Sorotan Para Pembahas: Bom Intelektual dan Keseimbangan IMTAQ-IMTEK
Dalam sesi diskusi, buku ini mendapat sambutan kritis dan positif dari dua tokoh muda intelektual:
Dr. Asep Kamaludin, M.Si, Wakil Dekan UPN Veteran Jakarta, menyamakan pengalaman membaca buku ini dengan menyelami pemikiran Al-Ghazali di era algoritma.
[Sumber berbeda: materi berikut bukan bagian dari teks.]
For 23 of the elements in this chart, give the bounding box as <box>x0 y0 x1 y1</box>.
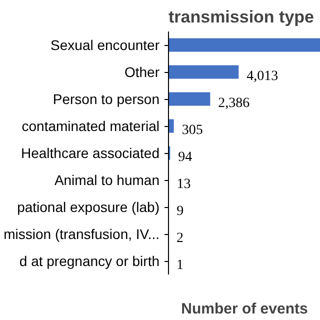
data-label: 1 <box>176 258 184 273</box>
x-axis-title: Number of events <box>181 300 308 318</box>
y-tick-label: Healthcare associated <box>20 145 160 161</box>
bar <box>168 65 239 79</box>
bar <box>168 38 320 52</box>
y-tick-label: Other <box>124 64 160 80</box>
y-tick-label: Person to person <box>52 91 160 107</box>
data-label: 13 <box>176 177 191 192</box>
y-tick-label: Sexual encounter <box>50 37 160 53</box>
data-label: 9 <box>176 204 184 219</box>
y-tick-label: mission (transfusion, IV... <box>4 226 160 242</box>
bar <box>168 92 210 106</box>
data-label: 2 <box>176 231 184 246</box>
y-tick-label: d at pregnancy or birth <box>19 253 160 269</box>
data-label: 305 <box>182 123 203 138</box>
data-label: 4,013 <box>246 69 278 84</box>
y-tick-label: Animal to human <box>54 172 160 188</box>
y-tick-label: pational exposure (lab) <box>17 199 160 215</box>
y-tick-label: contaminated material <box>22 118 160 134</box>
bar <box>168 119 174 133</box>
data-label: 2,386 <box>218 96 250 111</box>
chart-title: transmission type <box>168 8 314 26</box>
data-label: 94 <box>178 150 192 165</box>
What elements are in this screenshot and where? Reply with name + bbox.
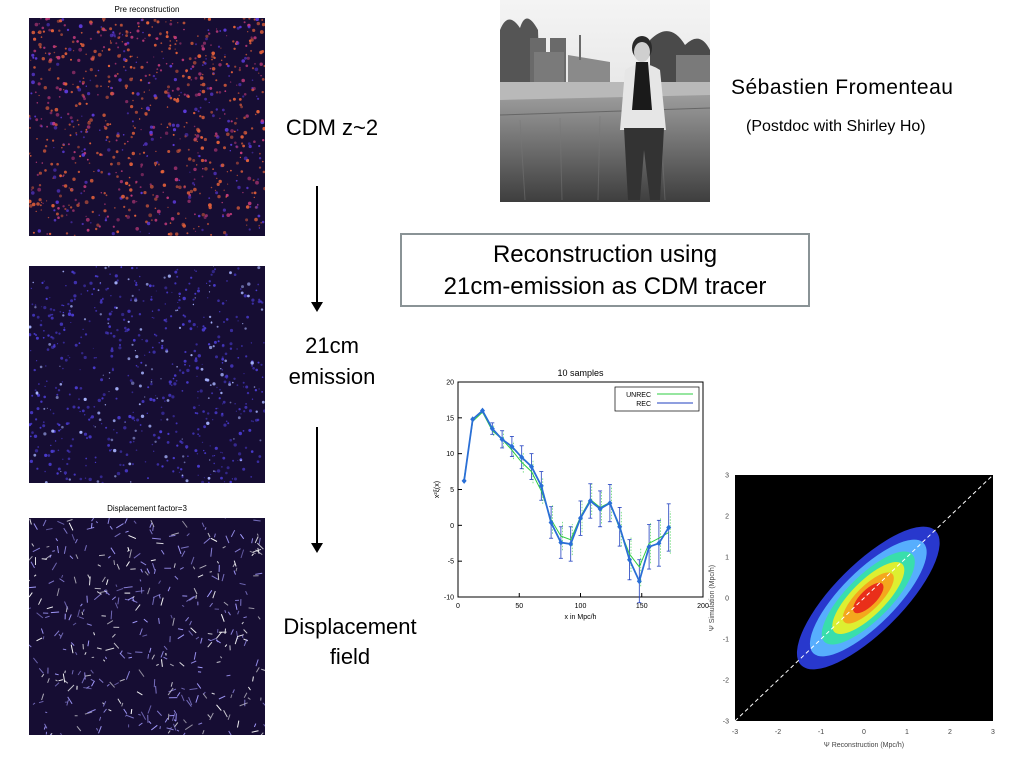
correlation-function-chart: 10 samples 0 50 100 150 200 -10 -5 0 5 10 15 20 x in … [434, 368, 709, 621]
y-tick-label: 2 [725, 514, 729, 521]
x-tick-label: -3 [732, 729, 738, 736]
series-line-rec [463, 409, 670, 584]
data-point [470, 416, 476, 423]
y-tick-label: 3 [725, 473, 729, 480]
data-point [627, 556, 632, 563]
y-tick-label: 10 [446, 451, 454, 458]
caption-line1: Reconstruction using [492, 241, 718, 268]
x-tick-label: 200 [697, 603, 709, 610]
x-axis-label: x in Mpc/h [565, 614, 597, 621]
identity-line [734, 474, 994, 722]
21cm-emission-panel [29, 266, 265, 483]
data-point [666, 524, 672, 531]
pre-reconstruction-panel [29, 18, 265, 236]
x-tick-label: 1 [905, 729, 909, 736]
data-point [636, 578, 642, 585]
data-point [646, 543, 652, 550]
caption-box: Reconstruction using 21cm-emission as CD… [400, 233, 810, 307]
data-point [489, 425, 495, 432]
y-tick-label: 15 [446, 415, 454, 422]
data-point [529, 463, 534, 470]
chart-frame [457, 381, 704, 598]
data-point [617, 523, 623, 530]
person-name: Sébastien Fromenteau [731, 76, 954, 99]
y-tick-label: 20 [446, 380, 454, 387]
cdm-label: CDM z~2 [285, 115, 379, 140]
data-point [548, 519, 554, 526]
data-point [597, 505, 603, 512]
displacement-label-line2: field [329, 644, 371, 669]
displacement-label-line1: Displacement [283, 614, 417, 639]
y-tick-label: 1 [725, 555, 729, 562]
x-tick-label: -2 [775, 729, 781, 736]
x-axis-label: Ψ Reconstruction (Mpc/h) [824, 742, 904, 749]
density-contour [853, 582, 884, 614]
y-tick-label: 0 [450, 523, 454, 530]
legend-label: UNREC [626, 392, 651, 399]
caption-line2: 21cm-emission as CDM tracer [443, 273, 767, 300]
panel-title-displacement: Displacement factor=3 [107, 504, 187, 513]
x-tick-label: 100 [575, 603, 587, 610]
legend-box [614, 386, 700, 412]
portrait-photo [499, 0, 711, 202]
x-tick-label: 150 [636, 603, 648, 610]
y-tick-label: 5 [450, 487, 454, 494]
emission-label-line2: emission [288, 364, 376, 389]
down-arrow-icon [311, 427, 323, 553]
chart-title: 10 samples [557, 368, 604, 378]
y-axis-label: x²ξ(x) [434, 481, 441, 498]
panel-title-pre-reconstruction: Pre reconstruction [114, 5, 180, 14]
data-point [461, 477, 467, 484]
x-tick-label: -1 [818, 729, 824, 736]
y-tick-label: -1 [723, 637, 729, 644]
x-tick-label: 0 [862, 729, 866, 736]
data-point [519, 454, 525, 461]
displacement-scatter-heatmap: -3 -2 -1 0 1 2 3 -3 -2 -1 0 1 2 3 Ψ Reconstruction (Mp… [709, 473, 995, 750]
x-tick-label: 50 [515, 603, 523, 610]
y-tick-label: -3 [723, 719, 729, 726]
data-point [558, 539, 564, 546]
data-point [587, 497, 593, 504]
y-tick-label: 0 [725, 596, 729, 603]
data-point [568, 540, 574, 547]
x-tick-label: 0 [456, 603, 460, 610]
data-point [607, 500, 613, 507]
emission-label-line1: 21cm [305, 333, 359, 358]
data-point [578, 515, 583, 522]
y-tick-label: -10 [444, 595, 454, 602]
x-tick-label: 2 [948, 729, 952, 736]
y-axis-label: Ψ Simulation (Mpc/h) [709, 565, 716, 631]
y-tick-label: -5 [448, 559, 454, 566]
data-point [499, 436, 505, 443]
person-role: (Postdoc with Shirley Ho) [746, 118, 926, 135]
y-tick-label: -2 [723, 678, 729, 685]
x-tick-label: 3 [991, 729, 995, 736]
displacement-field-panel [29, 518, 265, 735]
legend-label: REC [636, 401, 651, 408]
data-point [656, 540, 662, 547]
down-arrow-icon [311, 186, 323, 312]
data-point [480, 407, 485, 414]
Ia menekankan pentingnya konektivitas manusia dengan Sang Maha Pencipta agar tidak kehilangan arah dalam kondisi apa pun.
Muhammad Zainal Abidin, Ketua Pemuda ICMI Bali, menyebut buku ini sebagai "bom intelektual yang mengguncang zona nyaman berpikir kita." Ia mengakui judulnya menantang dan berpotensi disalahpahami, namun setelah dibaca tuntas, buku ini justru menawarkan kesadaran bahwa ilmu dan agama adalah sekutu abadi yang membawa manusia mengenal Tuhannya.
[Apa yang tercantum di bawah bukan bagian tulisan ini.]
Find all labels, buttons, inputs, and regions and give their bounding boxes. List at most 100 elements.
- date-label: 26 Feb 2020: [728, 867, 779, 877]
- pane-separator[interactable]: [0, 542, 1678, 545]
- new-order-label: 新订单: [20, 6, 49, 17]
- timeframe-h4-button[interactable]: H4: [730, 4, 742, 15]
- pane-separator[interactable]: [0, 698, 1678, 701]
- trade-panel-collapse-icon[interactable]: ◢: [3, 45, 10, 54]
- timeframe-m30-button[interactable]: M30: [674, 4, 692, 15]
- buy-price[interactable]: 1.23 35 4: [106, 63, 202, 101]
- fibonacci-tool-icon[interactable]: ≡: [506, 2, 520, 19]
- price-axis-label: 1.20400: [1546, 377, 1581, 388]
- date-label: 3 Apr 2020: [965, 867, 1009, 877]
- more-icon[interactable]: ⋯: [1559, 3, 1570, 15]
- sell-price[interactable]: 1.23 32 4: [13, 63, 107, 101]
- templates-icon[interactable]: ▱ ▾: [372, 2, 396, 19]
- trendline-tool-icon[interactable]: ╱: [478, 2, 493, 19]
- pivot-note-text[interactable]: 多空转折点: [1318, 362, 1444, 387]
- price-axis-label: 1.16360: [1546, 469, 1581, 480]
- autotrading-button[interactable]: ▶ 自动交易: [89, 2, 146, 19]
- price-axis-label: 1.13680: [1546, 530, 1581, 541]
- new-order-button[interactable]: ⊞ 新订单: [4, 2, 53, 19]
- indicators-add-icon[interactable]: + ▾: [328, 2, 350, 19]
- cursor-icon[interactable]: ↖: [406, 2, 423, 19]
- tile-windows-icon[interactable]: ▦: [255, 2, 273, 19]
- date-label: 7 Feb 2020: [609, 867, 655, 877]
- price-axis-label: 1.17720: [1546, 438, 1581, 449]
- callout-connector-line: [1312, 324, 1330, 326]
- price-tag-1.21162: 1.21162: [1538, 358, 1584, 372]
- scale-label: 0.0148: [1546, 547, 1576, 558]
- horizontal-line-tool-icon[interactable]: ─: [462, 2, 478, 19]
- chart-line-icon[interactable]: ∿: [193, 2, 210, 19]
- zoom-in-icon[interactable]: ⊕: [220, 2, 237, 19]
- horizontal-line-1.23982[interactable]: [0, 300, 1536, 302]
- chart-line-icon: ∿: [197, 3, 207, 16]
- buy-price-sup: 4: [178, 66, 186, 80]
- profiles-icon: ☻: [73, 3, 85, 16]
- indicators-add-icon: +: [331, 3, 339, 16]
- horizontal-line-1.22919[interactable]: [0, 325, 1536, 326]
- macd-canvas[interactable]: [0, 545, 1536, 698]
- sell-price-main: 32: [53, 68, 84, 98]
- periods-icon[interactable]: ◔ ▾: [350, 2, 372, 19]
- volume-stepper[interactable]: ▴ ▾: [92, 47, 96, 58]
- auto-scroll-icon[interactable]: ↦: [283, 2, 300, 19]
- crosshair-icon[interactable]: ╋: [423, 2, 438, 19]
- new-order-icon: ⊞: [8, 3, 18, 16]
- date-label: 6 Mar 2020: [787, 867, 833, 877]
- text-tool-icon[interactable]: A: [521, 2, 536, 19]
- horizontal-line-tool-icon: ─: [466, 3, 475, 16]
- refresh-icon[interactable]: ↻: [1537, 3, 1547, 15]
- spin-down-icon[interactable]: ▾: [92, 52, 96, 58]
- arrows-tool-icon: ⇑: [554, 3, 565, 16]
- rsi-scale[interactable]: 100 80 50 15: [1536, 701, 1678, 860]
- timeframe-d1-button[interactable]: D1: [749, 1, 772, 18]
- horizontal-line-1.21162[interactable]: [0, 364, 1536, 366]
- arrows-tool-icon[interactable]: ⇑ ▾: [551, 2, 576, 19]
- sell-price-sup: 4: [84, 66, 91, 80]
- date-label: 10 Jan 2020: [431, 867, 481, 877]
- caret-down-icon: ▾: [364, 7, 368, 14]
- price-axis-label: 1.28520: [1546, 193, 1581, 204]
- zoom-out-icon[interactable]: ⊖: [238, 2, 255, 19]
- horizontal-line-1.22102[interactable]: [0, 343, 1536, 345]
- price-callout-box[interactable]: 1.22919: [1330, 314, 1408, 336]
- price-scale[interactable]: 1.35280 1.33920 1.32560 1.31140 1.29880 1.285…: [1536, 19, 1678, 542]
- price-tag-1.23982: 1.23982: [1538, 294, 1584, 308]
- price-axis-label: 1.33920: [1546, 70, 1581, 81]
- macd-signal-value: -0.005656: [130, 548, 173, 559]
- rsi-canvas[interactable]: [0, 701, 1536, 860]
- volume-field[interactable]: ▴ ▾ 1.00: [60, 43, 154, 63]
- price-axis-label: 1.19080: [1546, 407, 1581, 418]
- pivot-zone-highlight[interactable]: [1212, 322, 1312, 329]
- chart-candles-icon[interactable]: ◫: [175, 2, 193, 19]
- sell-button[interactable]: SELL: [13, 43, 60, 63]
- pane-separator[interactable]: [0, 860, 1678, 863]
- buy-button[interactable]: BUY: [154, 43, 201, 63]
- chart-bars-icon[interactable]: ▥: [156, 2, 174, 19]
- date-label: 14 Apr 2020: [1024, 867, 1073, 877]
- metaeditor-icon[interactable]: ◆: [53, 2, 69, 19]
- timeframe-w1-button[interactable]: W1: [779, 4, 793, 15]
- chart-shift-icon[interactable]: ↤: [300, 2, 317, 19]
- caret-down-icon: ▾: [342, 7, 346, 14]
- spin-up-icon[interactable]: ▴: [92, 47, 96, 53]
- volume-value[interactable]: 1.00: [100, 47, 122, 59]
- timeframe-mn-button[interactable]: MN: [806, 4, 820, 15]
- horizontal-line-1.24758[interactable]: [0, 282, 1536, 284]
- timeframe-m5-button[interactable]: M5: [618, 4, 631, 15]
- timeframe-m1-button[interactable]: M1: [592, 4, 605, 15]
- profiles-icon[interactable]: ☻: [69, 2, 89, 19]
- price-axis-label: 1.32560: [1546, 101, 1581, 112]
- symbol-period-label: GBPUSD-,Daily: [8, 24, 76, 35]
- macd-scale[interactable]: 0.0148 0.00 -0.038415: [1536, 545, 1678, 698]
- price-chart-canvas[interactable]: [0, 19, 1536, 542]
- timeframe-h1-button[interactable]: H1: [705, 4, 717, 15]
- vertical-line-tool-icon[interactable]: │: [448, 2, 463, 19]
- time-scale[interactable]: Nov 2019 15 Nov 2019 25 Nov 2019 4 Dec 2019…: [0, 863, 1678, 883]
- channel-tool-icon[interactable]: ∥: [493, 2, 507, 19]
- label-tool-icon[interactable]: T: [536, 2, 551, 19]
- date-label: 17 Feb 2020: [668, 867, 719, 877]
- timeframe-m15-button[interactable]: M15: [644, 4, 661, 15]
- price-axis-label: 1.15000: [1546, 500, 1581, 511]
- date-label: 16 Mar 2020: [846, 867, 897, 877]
Secara umum, buku ini dianggap sebagai manifesto spiritual di era digital, yang membumikan warisan pemikiran B.J. Habibie tentang keseimbangan IMTAQ (Iman dan Takwa) dan IMTEK (Ilmu Pengetahuan dan Teknologi).
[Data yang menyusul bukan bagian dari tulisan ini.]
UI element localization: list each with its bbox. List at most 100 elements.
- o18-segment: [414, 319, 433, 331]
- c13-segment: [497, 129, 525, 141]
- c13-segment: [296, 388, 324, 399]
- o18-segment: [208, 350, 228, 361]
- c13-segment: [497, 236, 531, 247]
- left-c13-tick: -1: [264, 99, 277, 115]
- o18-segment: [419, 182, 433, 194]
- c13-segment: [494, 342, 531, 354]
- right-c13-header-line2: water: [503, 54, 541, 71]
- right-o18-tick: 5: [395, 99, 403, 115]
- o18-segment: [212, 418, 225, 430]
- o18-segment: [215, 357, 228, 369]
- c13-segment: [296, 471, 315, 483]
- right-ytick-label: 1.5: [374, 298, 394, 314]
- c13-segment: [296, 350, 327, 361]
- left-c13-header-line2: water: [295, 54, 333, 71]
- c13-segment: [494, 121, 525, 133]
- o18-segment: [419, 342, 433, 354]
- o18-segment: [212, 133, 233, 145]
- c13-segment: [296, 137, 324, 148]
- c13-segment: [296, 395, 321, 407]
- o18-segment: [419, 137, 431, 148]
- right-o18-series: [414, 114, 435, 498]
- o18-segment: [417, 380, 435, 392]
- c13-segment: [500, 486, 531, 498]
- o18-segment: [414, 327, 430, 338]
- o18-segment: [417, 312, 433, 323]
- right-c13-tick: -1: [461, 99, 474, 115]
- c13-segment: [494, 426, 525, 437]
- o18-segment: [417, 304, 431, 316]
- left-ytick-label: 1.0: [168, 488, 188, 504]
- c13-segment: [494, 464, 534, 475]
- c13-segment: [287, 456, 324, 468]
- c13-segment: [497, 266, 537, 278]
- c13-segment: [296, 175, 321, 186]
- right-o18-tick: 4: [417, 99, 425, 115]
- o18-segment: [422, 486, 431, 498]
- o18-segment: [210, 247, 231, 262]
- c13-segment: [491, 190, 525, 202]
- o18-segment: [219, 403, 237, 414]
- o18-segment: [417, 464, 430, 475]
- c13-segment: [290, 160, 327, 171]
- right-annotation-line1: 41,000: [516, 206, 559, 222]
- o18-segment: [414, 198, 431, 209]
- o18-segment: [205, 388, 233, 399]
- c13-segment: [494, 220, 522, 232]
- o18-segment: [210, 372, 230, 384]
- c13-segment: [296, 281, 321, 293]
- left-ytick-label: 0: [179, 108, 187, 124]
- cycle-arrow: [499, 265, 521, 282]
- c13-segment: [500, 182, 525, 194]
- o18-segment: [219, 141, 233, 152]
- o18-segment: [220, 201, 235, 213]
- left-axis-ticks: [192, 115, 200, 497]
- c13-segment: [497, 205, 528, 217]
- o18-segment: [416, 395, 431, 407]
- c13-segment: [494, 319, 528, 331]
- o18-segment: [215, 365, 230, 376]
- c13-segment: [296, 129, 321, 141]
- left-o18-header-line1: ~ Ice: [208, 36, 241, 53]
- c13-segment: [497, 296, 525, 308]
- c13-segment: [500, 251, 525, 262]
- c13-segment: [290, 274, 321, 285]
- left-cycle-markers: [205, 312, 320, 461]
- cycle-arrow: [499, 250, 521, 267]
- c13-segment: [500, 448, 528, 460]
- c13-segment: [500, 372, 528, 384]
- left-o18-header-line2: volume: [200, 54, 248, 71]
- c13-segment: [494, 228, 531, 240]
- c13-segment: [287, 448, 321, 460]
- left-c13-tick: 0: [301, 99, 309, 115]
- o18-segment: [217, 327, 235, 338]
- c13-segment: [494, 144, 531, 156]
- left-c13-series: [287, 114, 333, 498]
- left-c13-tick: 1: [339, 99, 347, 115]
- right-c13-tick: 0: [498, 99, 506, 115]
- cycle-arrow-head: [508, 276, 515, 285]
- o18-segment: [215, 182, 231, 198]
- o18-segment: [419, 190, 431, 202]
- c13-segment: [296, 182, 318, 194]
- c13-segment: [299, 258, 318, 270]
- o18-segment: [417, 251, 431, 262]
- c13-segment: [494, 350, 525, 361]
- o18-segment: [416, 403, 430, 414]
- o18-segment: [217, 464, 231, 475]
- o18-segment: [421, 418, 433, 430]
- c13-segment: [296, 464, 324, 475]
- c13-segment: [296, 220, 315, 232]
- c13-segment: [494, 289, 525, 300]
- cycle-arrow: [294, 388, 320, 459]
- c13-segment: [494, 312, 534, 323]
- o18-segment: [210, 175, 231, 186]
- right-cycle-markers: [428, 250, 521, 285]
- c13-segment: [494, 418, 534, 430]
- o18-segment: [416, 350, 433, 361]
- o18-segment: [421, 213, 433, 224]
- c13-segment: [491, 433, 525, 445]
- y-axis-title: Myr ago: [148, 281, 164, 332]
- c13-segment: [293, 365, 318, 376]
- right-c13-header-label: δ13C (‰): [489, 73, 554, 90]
Sementara antusiasme peserta, yang tidak hanya berasal dari internal Pemuda ICMI namun juga aktivis mahasiswa dan ormas Islam di Bali, melebihi ekspektasi. Diskusi berlangsung hidup, diwarnai pertanyaan kritis yang menunjukkan pengakuan kolektif bahwa masyarakat modern memang tengah mengalami krisis arah.
Buku "Teknologi Tanpa Tuhan" dinilai wajib dibaca saat ini. Ia bukan sekadar bahan koleksi, tetapi sebuah alarm keras yang mengingatkan bahwa jika manusia terlalu lambat berinovasi spiritual, teknologi akan menjadi terlalu kuat untuk dikendalikan.